2. What it's like to have an incredible ally. As Twitter user Nina Licastro put it, "women with sisters have an ally for life, even when fighting amongst themselves." There's also the unspoken rule that no matter how much you complain about your own sister, no one else can say a word against her in your presence.

3. How it feels to have a completely honest critic. More often than not, your sister is that person in life who tells you when you're wrong, poorly dressed, being rude or when something you're complaining about is actually your own fault. Facebook commenter Peshka Calloway said: "My sisters are the most honest judges, and friends have never compared to what my sisters give me."

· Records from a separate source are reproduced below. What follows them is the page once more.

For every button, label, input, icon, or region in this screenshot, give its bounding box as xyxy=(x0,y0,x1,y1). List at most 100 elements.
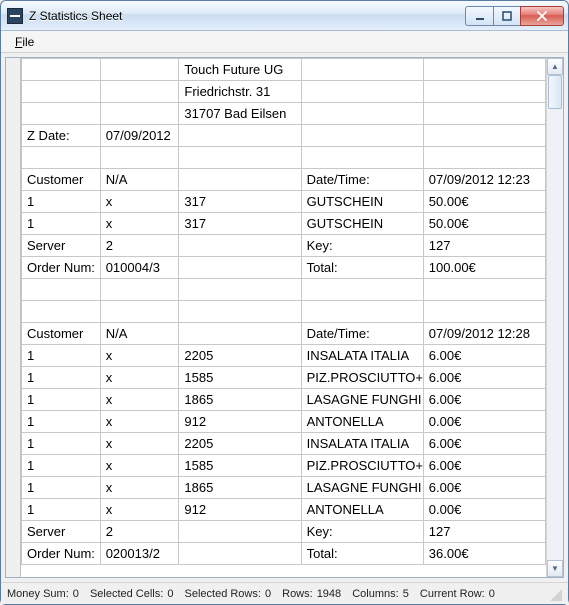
cell[interactable]: Customer xyxy=(22,323,101,345)
cell[interactable]: x xyxy=(100,389,179,411)
table-row[interactable]: 1x912ANTONELLA0.00€ xyxy=(22,411,546,433)
cell[interactable]: 1 xyxy=(22,345,101,367)
cell[interactable] xyxy=(179,147,301,169)
cell[interactable] xyxy=(100,59,179,81)
cell[interactable]: 1 xyxy=(22,455,101,477)
table-row[interactable]: 1x912ANTONELLA0.00€ xyxy=(22,499,546,521)
table-row[interactable]: 1x1585PIZ.PROSCIUTTO+6.00€ xyxy=(22,455,546,477)
cell[interactable]: x xyxy=(100,455,179,477)
cell[interactable]: 912 xyxy=(179,499,301,521)
maximize-button[interactable] xyxy=(493,6,521,26)
cell[interactable]: 2205 xyxy=(179,345,301,367)
cell[interactable] xyxy=(179,125,301,147)
cell[interactable]: ANTONELLA xyxy=(301,499,423,521)
cell[interactable]: 07/09/2012 12:23 xyxy=(423,169,545,191)
cell[interactable] xyxy=(423,103,545,125)
spreadsheet-table[interactable]: Touch Future UGFriedrichstr. 3131707 Bad… xyxy=(21,58,546,565)
grid-scroll-area[interactable]: Touch Future UGFriedrichstr. 3131707 Bad… xyxy=(21,58,546,577)
cell[interactable] xyxy=(301,59,423,81)
cell[interactable] xyxy=(179,521,301,543)
cell[interactable] xyxy=(22,81,101,103)
cell[interactable] xyxy=(179,301,301,323)
close-button[interactable] xyxy=(520,6,564,26)
cell[interactable] xyxy=(179,235,301,257)
cell[interactable] xyxy=(301,81,423,103)
cell[interactable] xyxy=(100,147,179,169)
table-row[interactable]: 1x317GUTSCHEIN50.00€ xyxy=(22,191,546,213)
cell[interactable]: 2 xyxy=(100,521,179,543)
cell[interactable]: Order Num: xyxy=(22,257,101,279)
cell[interactable] xyxy=(423,59,545,81)
cell[interactable]: 1 xyxy=(22,477,101,499)
cell[interactable] xyxy=(22,301,101,323)
table-row[interactable]: 31707 Bad Eilsen xyxy=(22,103,546,125)
titlebar[interactable]: Z Statistics Sheet xyxy=(1,1,568,31)
cell[interactable]: 317 xyxy=(179,213,301,235)
cell[interactable]: 50.00€ xyxy=(423,213,545,235)
cell[interactable]: GUTSCHEIN xyxy=(301,191,423,213)
cell[interactable]: x xyxy=(100,411,179,433)
cell[interactable]: 1 xyxy=(22,433,101,455)
cell[interactable]: x xyxy=(100,213,179,235)
cell[interactable]: 6.00€ xyxy=(423,455,545,477)
cell[interactable]: N/A xyxy=(100,323,179,345)
cell[interactable]: INSALATA ITALIA xyxy=(301,433,423,455)
cell[interactable]: 1585 xyxy=(179,367,301,389)
menu-file[interactable]: File xyxy=(7,33,42,51)
cell[interactable]: Friedrichstr. 31 xyxy=(179,81,301,103)
cell[interactable]: 6.00€ xyxy=(423,367,545,389)
table-row[interactable]: 1x317GUTSCHEIN50.00€ xyxy=(22,213,546,235)
cell[interactable]: 6.00€ xyxy=(423,345,545,367)
cell[interactable]: 1 xyxy=(22,499,101,521)
cell[interactable]: 2205 xyxy=(179,433,301,455)
table-row[interactable] xyxy=(22,279,546,301)
cell[interactable]: Date/Time: xyxy=(301,169,423,191)
table-row[interactable]: Server2Key:127 xyxy=(22,521,546,543)
cell[interactable]: 6.00€ xyxy=(423,433,545,455)
resize-grip[interactable] xyxy=(548,587,562,601)
table-row[interactable]: Friedrichstr. 31 xyxy=(22,81,546,103)
cell[interactable]: Total: xyxy=(301,543,423,565)
cell[interactable]: PIZ.PROSCIUTTO+ xyxy=(301,367,423,389)
cell[interactable] xyxy=(301,103,423,125)
cell[interactable]: Customer xyxy=(22,169,101,191)
cell[interactable] xyxy=(301,125,423,147)
cell[interactable]: 912 xyxy=(179,411,301,433)
table-row[interactable]: 1x1585PIZ.PROSCIUTTO+6.00€ xyxy=(22,367,546,389)
cell[interactable]: 020013/2 xyxy=(100,543,179,565)
table-row[interactable]: 1x2205INSALATA ITALIA6.00€ xyxy=(22,345,546,367)
cell[interactable] xyxy=(100,279,179,301)
cell[interactable] xyxy=(179,257,301,279)
table-row[interactable]: Z Date:07/09/2012 xyxy=(22,125,546,147)
cell[interactable]: Z Date: xyxy=(22,125,101,147)
cell[interactable] xyxy=(22,103,101,125)
cell[interactable]: LASAGNE FUNGHI xyxy=(301,477,423,499)
cell[interactable]: 2 xyxy=(100,235,179,257)
cell[interactable] xyxy=(301,279,423,301)
cell[interactable]: 1 xyxy=(22,191,101,213)
table-row[interactable] xyxy=(22,301,546,323)
cell[interactable]: Order Num: xyxy=(22,543,101,565)
cell[interactable] xyxy=(423,147,545,169)
cell[interactable]: Date/Time: xyxy=(301,323,423,345)
cell[interactable]: ANTONELLA xyxy=(301,411,423,433)
cell[interactable] xyxy=(423,125,545,147)
row-header-gutter[interactable] xyxy=(6,58,21,577)
cell[interactable]: 36.00€ xyxy=(423,543,545,565)
cell[interactable]: x xyxy=(100,499,179,521)
cell[interactable] xyxy=(22,147,101,169)
cell[interactable]: GUTSCHEIN xyxy=(301,213,423,235)
scroll-thumb[interactable] xyxy=(548,75,562,109)
cell[interactable]: 127 xyxy=(423,235,545,257)
cell[interactable] xyxy=(423,279,545,301)
cell[interactable] xyxy=(179,279,301,301)
cell[interactable]: 1 xyxy=(22,389,101,411)
table-row[interactable]: 1x2205INSALATA ITALIA6.00€ xyxy=(22,433,546,455)
cell[interactable] xyxy=(423,81,545,103)
table-row[interactable]: Order Num:010004/3Total:100.00€ xyxy=(22,257,546,279)
table-row[interactable]: 1x1865LASAGNE FUNGHI6.00€ xyxy=(22,389,546,411)
table-row[interactable]: Order Num:020013/2 Total:36.00€ xyxy=(22,543,546,565)
cell[interactable]: N/A xyxy=(100,169,179,191)
cell[interactable]: Key: xyxy=(301,521,423,543)
cell[interactable]: 1865 xyxy=(179,477,301,499)
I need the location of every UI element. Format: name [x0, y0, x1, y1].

4. It's important to have your own things -- and your own space. This is especially true for sisters who are close in age and/or the same size. It's great to be able to share clothes, accessories and makeup, but the assumption that everything is communal gets exhausting. Twitter user Julia Hurley describes sister-sharing as "awesome and frustrating." Working out which items are off-limits, establishing boundaries, and carving out time alone are skills that women with sisters develop extremely well.

5. How to establish your own identity. This is particularly true if your sister is loud, bossy or requires a lot of attention. After Nora Ephron's death in 2013, her sister Delia told NPR:

By the time Nora and I began collaborating I had established an identity, but I absolutely knew that I had to keep writing books because I knew I could get sucked right into hers, that it was never easy. ... It's like having a sister who knew everything she wanted to do from the second she was around and it was such an overwhelming sister to have.

6. How to ask for -- and offer -- advice. Learning from your siblings' mistakes and drawing from your experiences to guide them is beneficial whether you have brothers or sisters, but there's just something about that sisterly bond. Facebook user Amilyn Lina commented: "I'm the little sister. I've always got someone who has 'been there, done that' first to give me advice."

7. How to wear many different hats in your relationships. We think Facebook commenter La'Theresa Kurtz put it well: "Evolving from living baby doll, to guinea pig, to hair/makeup/wardrobe crash test dummy, to patsy, to ally, to confidant, to best friend is something only those growing up with big sisters could understand."

8. That competition isn't just for boys. This also goes for anyone who attended an all-girls school. Growing up with just sisters reinforces what every girl should know -- that no activities, sports or traits are solely "guy things."